Forensics team works together

‘Don’t be so afraid to join. Let yourself be free and just do it’

By Tori Danford, Staff Writer

Ever since Regina Chriestenson competed in forensics in high school, she wanted to coach it.

“It is a way for me to, in high school and now, let out my competitive outlet. It’s fun to combine performance and competition. I can be competitive and not have to run or throw anything,” she joked.

Her enthusiasm has inspired many students to join the squad, whether they are an upper or underclassman.

Freshman Karly McGuffin has been interested in theatre since middle school. She got interested in forensics last semester when Chriestenson was talking to her in beginning drama. “Don’t be so afraid to join,” McGuffin said. “Let yourself be free and just do it.”

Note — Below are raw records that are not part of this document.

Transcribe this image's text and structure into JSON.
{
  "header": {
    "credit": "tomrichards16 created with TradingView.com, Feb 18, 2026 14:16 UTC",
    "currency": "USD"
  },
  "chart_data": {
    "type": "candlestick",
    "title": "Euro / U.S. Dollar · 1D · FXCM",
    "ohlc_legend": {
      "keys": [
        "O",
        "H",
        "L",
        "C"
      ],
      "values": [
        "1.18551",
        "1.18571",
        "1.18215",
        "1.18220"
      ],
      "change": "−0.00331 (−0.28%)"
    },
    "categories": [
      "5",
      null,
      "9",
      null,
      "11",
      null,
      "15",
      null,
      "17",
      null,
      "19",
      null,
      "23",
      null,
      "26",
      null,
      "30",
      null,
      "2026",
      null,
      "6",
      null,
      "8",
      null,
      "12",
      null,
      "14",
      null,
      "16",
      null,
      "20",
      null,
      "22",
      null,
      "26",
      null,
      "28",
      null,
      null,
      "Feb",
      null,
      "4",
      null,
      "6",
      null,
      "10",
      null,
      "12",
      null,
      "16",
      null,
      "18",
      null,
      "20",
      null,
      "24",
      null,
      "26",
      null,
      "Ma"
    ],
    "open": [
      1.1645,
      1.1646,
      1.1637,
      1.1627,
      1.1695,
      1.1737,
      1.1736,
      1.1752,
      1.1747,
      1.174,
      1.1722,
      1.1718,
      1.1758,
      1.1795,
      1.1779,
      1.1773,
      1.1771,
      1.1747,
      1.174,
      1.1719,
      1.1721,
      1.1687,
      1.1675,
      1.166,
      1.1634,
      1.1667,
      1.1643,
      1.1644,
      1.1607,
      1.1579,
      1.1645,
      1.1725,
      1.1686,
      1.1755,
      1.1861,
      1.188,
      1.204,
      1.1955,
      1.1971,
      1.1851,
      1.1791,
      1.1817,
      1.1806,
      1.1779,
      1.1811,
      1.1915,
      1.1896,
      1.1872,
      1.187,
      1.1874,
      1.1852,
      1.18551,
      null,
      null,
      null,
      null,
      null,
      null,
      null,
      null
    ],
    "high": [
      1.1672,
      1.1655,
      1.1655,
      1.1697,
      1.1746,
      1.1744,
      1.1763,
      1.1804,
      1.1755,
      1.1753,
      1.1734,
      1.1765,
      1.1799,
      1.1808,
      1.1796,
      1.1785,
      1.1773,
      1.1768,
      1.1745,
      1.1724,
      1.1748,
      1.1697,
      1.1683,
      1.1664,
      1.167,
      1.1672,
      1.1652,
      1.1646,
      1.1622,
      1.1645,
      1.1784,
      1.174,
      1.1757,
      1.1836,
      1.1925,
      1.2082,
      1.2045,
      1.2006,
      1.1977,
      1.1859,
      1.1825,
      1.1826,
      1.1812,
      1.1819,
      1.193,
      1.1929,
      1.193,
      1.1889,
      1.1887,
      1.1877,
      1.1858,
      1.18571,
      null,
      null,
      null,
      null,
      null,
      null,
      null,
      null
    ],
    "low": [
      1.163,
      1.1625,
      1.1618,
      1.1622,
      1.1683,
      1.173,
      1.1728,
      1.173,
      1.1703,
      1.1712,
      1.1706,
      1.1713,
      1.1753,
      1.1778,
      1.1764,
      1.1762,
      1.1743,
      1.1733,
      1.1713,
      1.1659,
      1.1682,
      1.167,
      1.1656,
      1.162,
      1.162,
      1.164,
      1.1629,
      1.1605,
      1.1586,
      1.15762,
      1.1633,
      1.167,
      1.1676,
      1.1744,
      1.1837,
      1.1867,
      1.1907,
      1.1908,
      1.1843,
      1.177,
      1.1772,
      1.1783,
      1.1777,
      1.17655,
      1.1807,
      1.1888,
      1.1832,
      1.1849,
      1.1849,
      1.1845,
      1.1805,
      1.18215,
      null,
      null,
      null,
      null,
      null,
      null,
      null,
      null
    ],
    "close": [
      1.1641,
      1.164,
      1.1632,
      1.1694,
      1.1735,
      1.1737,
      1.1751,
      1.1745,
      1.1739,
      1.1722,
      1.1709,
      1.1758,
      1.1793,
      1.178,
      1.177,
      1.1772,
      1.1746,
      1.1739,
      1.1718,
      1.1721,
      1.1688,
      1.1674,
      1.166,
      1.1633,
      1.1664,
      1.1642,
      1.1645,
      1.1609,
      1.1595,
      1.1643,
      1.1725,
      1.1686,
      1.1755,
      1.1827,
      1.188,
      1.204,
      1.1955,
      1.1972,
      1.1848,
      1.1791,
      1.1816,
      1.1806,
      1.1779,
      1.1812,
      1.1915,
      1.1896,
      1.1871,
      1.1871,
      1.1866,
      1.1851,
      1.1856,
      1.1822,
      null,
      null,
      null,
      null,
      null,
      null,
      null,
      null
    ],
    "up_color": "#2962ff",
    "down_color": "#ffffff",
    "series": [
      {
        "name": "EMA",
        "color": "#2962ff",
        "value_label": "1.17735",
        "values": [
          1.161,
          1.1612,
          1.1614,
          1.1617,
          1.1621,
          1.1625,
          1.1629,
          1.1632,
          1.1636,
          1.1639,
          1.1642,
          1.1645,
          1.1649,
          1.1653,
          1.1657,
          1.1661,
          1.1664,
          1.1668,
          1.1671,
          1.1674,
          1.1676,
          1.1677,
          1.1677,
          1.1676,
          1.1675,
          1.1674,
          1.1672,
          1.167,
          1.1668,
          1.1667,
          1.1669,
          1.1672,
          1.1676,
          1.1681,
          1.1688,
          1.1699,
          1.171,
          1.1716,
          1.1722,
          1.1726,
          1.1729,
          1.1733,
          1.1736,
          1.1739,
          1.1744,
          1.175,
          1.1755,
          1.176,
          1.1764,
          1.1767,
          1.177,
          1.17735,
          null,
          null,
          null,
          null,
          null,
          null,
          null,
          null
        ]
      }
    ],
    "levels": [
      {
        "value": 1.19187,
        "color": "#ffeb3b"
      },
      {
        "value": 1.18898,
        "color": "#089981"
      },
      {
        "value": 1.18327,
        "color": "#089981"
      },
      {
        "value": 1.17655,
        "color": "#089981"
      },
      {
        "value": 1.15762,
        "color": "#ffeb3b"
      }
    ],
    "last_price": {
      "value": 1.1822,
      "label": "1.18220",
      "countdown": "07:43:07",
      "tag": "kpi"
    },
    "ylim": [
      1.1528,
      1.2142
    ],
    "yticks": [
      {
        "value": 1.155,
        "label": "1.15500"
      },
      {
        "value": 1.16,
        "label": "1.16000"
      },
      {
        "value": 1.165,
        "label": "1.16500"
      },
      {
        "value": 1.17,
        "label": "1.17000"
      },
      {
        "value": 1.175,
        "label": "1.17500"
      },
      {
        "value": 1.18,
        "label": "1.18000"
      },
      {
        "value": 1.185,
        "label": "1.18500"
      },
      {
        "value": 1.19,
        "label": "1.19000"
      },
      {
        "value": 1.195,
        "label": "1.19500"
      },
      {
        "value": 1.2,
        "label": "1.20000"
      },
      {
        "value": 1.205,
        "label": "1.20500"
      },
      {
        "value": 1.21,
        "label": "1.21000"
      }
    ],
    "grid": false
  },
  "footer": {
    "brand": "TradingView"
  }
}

Clara Wicoff, a junior, has already had a good start to the season. The first meet of the season was in Girard on Jan 24. She double-qualified for state in both events she competed in: original oration and impromptu speaking. But most of the time, it’s not as easy to perform well.

“It’s a disappointment if you don’t win,” Wicoff said, “but when you do, you feel something so powerful.”

Senior Emma Piazza is not a newcomer to the forensics team, and she loves being a part of it.

“The other teammates are really nice and fun to hang out with,” she said. “It’s very fun and interesting to see what pieces that my teammates pick and how they perform them.”

She continued by saying her favorite thing about forensics is “doing a new activity every single time, not doing the same boring thing.”

Senior Garrett Prall joined forensics because of his older brother, Wyatt, who graduated in 2013. At first, Prall didn’t think he wanted to do forensics, but his brother pressured him into joining. By the end of the season, Prall left loving it and wanting more.

“My lesson would be to have a lot of teamwork and do a lot of partner activities,” he said. Last year, Prall received first in Improvised Duet Acting at state with partner Olivia Bannister.

“The most important things students learn from forensics is the ability to adapt to many different situations,” Chriestenson said. “You’re in a room when you’re being judged, and you have to speak to someone you don’t know. I think it’s a good skill to have in life to not fear public speaking, or even contain your fear of public speaking.”